Le télescope spatial James Webb a atteint l'un de ses premiers objectifs scientifiques majeurs annoncés en 2017. Des instruments infrarouges ont désormais détecté l'atmosphère entourant l'une des exoplanètes TRAPPIST-1.


Vue d'artiste du système TRAPPIST-1, avec l'étoile éponyme au centre et la planète la plus intérieure, TRAPPIST-1b, au premier plan. Photo/Benoît Gougeon, Université de Montréal

James Webb a succédé au télescope Hubble vieillissant, dont le miroir massif collecte plus de lumière que n'importe quel télescope précédent pour produire des images haute résolution, tandis que sa détection infrarouge lui permet de scruter plus profondément l'espace et le temps. Dans l’ensemble, JWST s’est avéré inestimable en fournissant de nouvelles informations sur les débuts de l’histoire des étoiles, des planètes et de l’univers lui-même.
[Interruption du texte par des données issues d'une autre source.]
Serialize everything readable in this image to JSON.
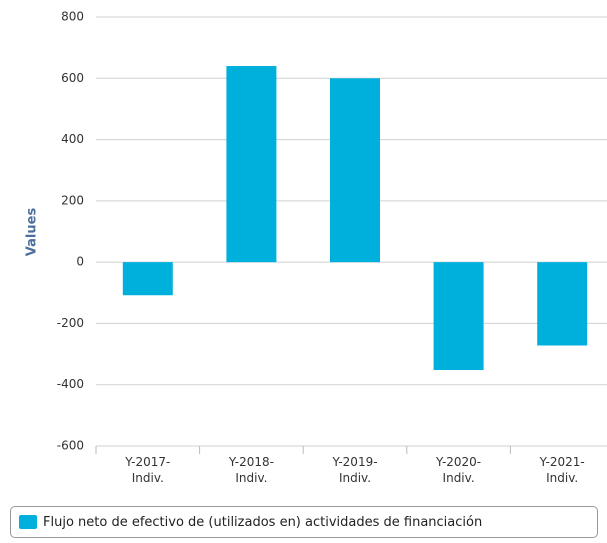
{
  "chart_data": {
    "type": "bar",
    "y_axis_label": "Values",
    "categories": [
      "Y-2017-Indiv.",
      "Y-2018-Indiv.",
      "Y-2019-Indiv.",
      "Y-2020-Indiv.",
      "Y-2021-Indiv."
    ],
    "series": [
      {
        "name": "Flujo neto de efectivo de (utilizados en) actividades de financiación",
        "color": "#00b0dc",
        "values": [
          -108,
          640,
          600,
          -352,
          -272
        ]
      }
    ],
    "ylim": [
      -600,
      800
    ],
    "yticks": [
      -600,
      -400,
      -200,
      0,
      200,
      400,
      600,
      800
    ],
    "grid": true
  }
}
En 2017, les astronomes ont découvert un système extraordinaire de sept exoplanètes de la taille de la Terre en orbite autour d’une étoile naine rouge proche appelée TRAPPIST-1, à seulement 40 années-lumière. Naturellement, les scientifiques ont commencé à se demander à quoi ressembleraient ces fascinantes exoplanètes à travers les yeux du JWST, qui n’a pas encore été lancé. Le système est rapidement devenu l’une des premières cibles scientifiques officielles du télescope, dans le but d’étudier l’habitabilité potentielle de ces planètes.

Aujourd’hui, grâce à une méthode appelée spectroscopie de transmission, elle donne un premier aperçu du monde le plus profond de TRAPPIST-1b. Lorsqu'une planète passe devant son étoile hôte, la lumière traverse toute atmosphère éventuellement présente, bloquant différentes longueurs d'onde de lumière à des degrés divers en fonction des molécules présentes dans l'air. En analysant les spectres, les astronomes peuvent déterminer la composition de l’atmosphère et en tirer d’autres informations, par exemple si la planète est habitable.

L'équipe n'a trouvé aucun signe d'activité atmosphérique dans TRAPPIST-1b – les spectres détectés pourraient être entièrement attribués à l'activité stellaire. Cette découverte est cohérente avec d'autres observations de Webb faites plus tôt cette année, mesurant la température de la planète et révélant qu'il était peu probable qu'une atmosphère se forme. Cependant, la possibilité qu’il présente une fine atmosphère composée d’eau pure, de dioxyde de carbone ou de méthane ne peut être exclue.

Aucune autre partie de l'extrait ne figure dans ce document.